Sitting too much dramatically increases the risk of developing a number of diseases including type 2 diabetes, cancer, and heart disease.
According to the National Sleep Foundation, the average American adult spends only 7 hours sleeping each day, but up to 15 hours sitting. That means that the vast majority of our lives are spent completely sedentary. According to Dr. James Levine of the Mayo Clinic-Arizona State University Obesity Solutions Initiative, excessive sitting is more deadly than smoking, cancer, and HIV.
While you sit, your metabolism slows down and makes you more likely to develop diabetes or cardiovascular disease. This isn't a vague or slight increased risk either; every two hours spent sitting is associated with a 14% increased risk of developing chronic disease, and those who sit more than four hours each day are particularly at risk. Additionally, excessive sitting can also lead to developing dangerous blood clots.
Unfortunately, even those who are conventionally considered to be active are not immune from the pitfalls associated with excessive sitting.
If you train for a marathon in the morning and spend the rest of the day sitting in a chair, all of that running will not be able to overcome the additional risk of disease.
Rather than increasing the amount of time spent at the gym and sitting for the rest of the day, it is recommended that physical activity be spread out to bust up the monotony of sitting still for hours on end.
So what is the solution, particularly for someone who has a desk job?
Standing desks are a great start because they at least get the person upright. However, even standing still all day does not meet the needs of a human body that is craving movement. There are ellipticals, treadmills, bikes, and other devices meant for increasing activity while at a desk.
Rather than staying seated for a meeting, turn it into a walking meeting. Not only does this reduce the total amount of time spent sitting, but The Scientific American reports that it has the added bonus of boosting mental performance too, which could even make the meeting more productive.

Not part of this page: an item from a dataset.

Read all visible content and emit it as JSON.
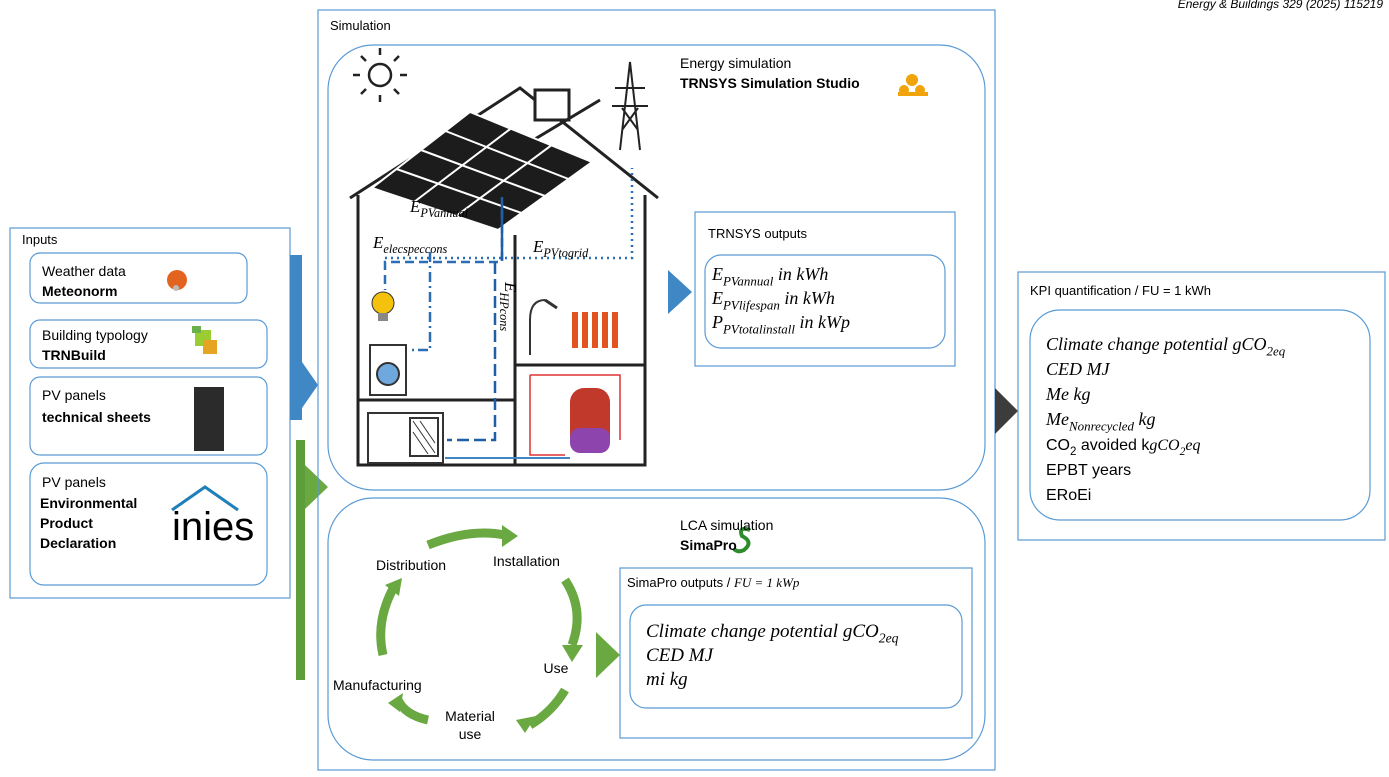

Dr. David Alter of Toronto Rehabilitation Institute-University Health Network and Institute for Clinical Evaluative Sciences recommends getting up every 30 minutes and doing physical activity for three minutes.
This could be something simple like taking a walk around the office, or you could go the fun route and dance by your desk for a few minutes.
(Your co-workers may or may not be into this idea. There's only one way to find out!)
The easiest way to reduce the amount of sitting you do each day is to be aware of how much time you actually spend seated. Dr. Alter recommends noting the amount of time spent sitting in a day, and work at reducing that number a little bit at a time.
It might not be reasonable to go from sitting 10 hours a day to 1 or 2 overnight, but aiming to reduce daily sitting time by 30 minutes each week is a good place to start in order to improve the physical quality of your life.